Department of Biostatistics and Health Data Science, Indiana University School of Medicine, Indianapolis, IN 46202, USA.
Center for Computational Biology and Bioinformatics, Indiana University School of Medicine, Indianapolis, IN 46202, USA.
Bioinformatics. 2022 Jun 13;38(12):3164-3172. doi: 10.1093/bioinformatics/btac214.
Though genome-wide association studies have identified tens of thousands of variants associated with complex traits and most of them fall within the non-coding regions, they may not be the causal ones. The development of high-throughput functional assays leads to the discovery of experimental validated non-coding functional variants. However, these validated variants are rare due to technical difficulty and financial cost. The small sample size of validated variants makes it less reliable to develop a supervised machine learning model for achieving a whole genome-wide prediction of non-coding causal variants.
We will exploit a deep transfer learning model, which is based on convolutional neural network, to improve the prediction for functional non-coding variants (NCVs). To address the challenge of small sample size, the transfer learning model leverages both large-scale generic functional NCVs to improve the learning of low-level features and context-specific functional NCVs to learn high-level features toward the context-specific prediction task. By evaluating the deep transfer learning model on three MPRA datasets and 16 GWAS datasets, we demonstrate that the proposed model outperforms deep learning models without pretraining or retraining. In addition, the deep transfer learning model outperforms 18 existing computational methods in both MPRA and GWAS datasets.
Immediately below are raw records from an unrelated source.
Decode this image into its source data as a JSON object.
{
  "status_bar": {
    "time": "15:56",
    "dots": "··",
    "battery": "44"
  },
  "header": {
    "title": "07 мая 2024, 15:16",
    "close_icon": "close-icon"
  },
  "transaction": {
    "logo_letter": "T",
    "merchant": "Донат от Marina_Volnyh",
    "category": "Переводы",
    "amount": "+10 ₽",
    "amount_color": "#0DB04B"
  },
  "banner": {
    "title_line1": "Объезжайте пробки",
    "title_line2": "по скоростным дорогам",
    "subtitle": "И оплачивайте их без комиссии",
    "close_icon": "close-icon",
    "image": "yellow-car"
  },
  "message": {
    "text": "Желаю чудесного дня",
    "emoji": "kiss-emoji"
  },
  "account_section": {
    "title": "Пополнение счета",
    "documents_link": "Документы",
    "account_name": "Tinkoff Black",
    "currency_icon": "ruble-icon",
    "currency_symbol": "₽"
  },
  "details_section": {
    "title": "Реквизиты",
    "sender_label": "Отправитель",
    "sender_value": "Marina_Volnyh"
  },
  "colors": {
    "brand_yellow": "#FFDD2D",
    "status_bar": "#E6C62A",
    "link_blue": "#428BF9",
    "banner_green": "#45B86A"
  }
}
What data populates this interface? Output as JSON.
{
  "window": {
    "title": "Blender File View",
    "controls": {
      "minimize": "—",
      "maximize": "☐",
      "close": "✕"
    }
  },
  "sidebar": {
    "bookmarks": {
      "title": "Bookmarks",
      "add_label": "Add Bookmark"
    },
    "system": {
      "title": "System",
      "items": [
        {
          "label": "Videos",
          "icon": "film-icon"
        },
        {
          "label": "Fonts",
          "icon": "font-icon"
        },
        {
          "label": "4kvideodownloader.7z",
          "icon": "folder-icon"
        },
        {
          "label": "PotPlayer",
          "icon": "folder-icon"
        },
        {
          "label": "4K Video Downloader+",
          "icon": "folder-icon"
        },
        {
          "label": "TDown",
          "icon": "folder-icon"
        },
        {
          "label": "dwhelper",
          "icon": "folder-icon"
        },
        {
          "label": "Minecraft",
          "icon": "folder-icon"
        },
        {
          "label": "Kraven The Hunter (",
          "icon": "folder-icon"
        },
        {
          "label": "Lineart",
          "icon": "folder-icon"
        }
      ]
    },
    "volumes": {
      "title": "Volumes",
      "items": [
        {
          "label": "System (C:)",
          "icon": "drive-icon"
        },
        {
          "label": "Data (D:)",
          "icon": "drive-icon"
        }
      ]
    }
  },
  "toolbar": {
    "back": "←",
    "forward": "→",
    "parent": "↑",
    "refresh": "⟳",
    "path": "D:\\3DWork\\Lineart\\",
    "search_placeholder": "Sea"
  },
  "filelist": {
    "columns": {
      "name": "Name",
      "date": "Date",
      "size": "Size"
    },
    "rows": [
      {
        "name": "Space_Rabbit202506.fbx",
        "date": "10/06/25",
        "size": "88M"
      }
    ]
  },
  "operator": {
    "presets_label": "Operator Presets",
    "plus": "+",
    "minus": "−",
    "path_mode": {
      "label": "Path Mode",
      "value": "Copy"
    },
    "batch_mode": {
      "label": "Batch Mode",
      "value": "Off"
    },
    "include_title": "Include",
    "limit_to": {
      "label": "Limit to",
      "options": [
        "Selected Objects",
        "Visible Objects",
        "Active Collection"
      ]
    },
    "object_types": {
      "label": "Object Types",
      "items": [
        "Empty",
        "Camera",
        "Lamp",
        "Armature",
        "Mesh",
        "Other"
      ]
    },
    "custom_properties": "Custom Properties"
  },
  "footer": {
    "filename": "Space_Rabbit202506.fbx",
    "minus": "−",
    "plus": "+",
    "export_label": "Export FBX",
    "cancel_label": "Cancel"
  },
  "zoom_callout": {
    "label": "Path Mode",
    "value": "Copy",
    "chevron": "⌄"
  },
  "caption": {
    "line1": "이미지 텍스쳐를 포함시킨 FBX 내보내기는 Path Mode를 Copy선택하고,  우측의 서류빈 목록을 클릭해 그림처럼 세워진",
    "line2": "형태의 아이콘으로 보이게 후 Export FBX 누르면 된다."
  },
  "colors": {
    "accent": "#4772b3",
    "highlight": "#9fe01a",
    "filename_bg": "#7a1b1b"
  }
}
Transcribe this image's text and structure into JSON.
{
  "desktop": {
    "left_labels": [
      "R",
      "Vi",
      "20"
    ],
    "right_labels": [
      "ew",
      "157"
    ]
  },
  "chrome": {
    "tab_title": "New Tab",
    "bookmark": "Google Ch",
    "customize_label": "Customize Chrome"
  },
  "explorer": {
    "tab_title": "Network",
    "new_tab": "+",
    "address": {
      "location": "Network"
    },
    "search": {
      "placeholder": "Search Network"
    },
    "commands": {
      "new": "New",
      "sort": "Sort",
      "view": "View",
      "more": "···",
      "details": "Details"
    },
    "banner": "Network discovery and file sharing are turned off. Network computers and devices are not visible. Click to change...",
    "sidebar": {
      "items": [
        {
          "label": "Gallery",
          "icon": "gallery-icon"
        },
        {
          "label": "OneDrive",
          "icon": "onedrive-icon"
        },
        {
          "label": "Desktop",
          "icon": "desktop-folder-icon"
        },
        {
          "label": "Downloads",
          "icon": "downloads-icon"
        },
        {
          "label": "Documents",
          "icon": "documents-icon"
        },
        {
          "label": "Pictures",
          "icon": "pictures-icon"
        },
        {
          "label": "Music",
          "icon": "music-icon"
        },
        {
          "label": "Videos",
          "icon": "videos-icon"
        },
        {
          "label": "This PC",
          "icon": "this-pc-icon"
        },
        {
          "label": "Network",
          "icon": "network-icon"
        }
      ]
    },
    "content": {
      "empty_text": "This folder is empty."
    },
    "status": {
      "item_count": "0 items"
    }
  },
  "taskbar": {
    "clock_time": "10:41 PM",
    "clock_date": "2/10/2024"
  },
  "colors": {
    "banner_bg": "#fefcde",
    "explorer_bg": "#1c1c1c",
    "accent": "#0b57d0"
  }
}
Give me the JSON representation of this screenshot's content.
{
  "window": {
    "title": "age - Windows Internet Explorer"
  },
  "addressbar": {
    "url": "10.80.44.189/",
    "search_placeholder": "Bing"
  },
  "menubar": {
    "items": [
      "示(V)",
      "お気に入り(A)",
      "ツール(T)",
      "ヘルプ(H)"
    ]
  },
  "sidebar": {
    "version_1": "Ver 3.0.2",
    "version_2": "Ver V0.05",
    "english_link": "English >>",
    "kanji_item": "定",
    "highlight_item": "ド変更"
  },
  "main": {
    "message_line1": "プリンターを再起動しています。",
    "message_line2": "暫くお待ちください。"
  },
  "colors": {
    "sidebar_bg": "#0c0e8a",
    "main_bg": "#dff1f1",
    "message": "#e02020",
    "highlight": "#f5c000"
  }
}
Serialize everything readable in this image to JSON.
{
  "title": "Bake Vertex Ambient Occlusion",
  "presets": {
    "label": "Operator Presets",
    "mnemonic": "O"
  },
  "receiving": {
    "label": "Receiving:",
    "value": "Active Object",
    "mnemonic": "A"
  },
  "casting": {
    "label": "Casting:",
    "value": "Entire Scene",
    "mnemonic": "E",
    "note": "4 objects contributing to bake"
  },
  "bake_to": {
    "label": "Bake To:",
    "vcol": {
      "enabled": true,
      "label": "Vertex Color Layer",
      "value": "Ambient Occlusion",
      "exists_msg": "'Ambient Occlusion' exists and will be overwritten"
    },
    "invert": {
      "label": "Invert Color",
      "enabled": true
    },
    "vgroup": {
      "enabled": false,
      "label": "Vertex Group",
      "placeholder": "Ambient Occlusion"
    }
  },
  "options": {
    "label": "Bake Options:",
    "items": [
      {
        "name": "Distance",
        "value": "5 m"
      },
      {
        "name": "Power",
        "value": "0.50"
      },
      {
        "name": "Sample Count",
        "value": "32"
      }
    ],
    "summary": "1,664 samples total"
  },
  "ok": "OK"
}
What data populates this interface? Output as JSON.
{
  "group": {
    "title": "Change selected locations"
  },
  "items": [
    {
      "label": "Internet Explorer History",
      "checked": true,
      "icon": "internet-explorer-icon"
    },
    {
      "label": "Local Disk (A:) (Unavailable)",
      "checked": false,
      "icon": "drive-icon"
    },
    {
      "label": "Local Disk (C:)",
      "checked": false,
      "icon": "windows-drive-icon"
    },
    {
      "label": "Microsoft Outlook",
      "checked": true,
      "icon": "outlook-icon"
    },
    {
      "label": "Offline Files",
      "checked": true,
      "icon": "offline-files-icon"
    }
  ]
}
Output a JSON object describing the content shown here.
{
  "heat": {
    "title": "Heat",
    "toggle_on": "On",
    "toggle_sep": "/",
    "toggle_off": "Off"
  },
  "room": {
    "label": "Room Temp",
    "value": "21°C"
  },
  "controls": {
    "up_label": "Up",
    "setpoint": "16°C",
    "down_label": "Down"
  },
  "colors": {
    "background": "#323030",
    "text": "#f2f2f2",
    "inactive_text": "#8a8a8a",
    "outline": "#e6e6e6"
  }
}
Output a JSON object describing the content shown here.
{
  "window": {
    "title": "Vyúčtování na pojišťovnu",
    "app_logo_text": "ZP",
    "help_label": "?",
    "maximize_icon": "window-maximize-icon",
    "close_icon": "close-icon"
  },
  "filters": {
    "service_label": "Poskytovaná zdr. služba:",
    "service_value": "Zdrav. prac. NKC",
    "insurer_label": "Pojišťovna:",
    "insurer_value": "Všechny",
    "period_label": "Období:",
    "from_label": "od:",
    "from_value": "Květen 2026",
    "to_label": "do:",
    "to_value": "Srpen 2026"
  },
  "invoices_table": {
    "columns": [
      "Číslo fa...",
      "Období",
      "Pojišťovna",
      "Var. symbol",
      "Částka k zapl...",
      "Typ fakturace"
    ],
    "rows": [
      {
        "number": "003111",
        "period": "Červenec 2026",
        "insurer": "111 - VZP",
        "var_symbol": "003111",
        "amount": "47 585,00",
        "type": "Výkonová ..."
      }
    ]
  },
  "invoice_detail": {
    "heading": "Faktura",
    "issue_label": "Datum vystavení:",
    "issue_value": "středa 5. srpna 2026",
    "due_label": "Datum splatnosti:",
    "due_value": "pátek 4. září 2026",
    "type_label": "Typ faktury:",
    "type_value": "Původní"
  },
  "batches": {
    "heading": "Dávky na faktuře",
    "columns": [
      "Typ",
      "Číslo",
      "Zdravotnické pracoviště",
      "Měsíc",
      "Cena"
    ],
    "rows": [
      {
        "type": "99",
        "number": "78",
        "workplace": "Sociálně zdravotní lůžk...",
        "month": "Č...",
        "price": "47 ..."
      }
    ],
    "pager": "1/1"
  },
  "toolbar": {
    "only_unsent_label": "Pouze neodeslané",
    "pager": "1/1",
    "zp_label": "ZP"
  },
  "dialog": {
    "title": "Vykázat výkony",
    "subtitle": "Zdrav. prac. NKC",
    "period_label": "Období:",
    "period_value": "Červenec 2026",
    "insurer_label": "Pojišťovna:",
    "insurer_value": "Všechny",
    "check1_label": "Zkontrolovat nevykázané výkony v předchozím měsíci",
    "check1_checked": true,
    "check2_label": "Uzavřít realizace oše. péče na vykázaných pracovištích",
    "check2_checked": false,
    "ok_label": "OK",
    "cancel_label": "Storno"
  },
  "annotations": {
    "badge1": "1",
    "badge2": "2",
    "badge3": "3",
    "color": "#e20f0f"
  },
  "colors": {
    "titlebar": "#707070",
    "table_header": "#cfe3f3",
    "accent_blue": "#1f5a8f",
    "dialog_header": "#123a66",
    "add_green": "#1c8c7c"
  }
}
https://github.com/lichen-lab/TLVar.
Supplementary data are available at Bioinformatics online.
尽管全基因组关联研究已经确定了成千上万种与复杂性状相关的变体,其中大多数位于非编码区域,但它们可能不是因果变体。高通量功能检测方法的发展导致了实验验证的非编码功能变体的发现。然而,由于技术难度和资金成本,这些经过验证的变体很少。验证变体的样本量小,使得开发用于对非编码因果变体进行全基因组预测的监督机器学习模型变得不太可靠。
我们将利用基于卷积神经网络的深度迁移学习模型来改进对功能非编码变体(NCV)的预测。为了解决样本量小的问题,迁移学习模型利用大规模通用功能 NCV 来改进低层次特征的学习,并利用特定于上下文的功能 NCV 来学习高层次特征,以实现特定于上下文的预测任务。通过在三个 MPRA 数据集和 16 个 GWAS 数据集上评估深度迁移学习模型,我们证明了所提出的模型优于没有预训练或再训练的深度学习模型。此外,深度迁移学习模型在 MPRA 和 GWAS 数据集上均优于 18 种现有的计算方法。
https://github.com/lichen-lab/TLVar。
补充数据可在生物信息学在线获得。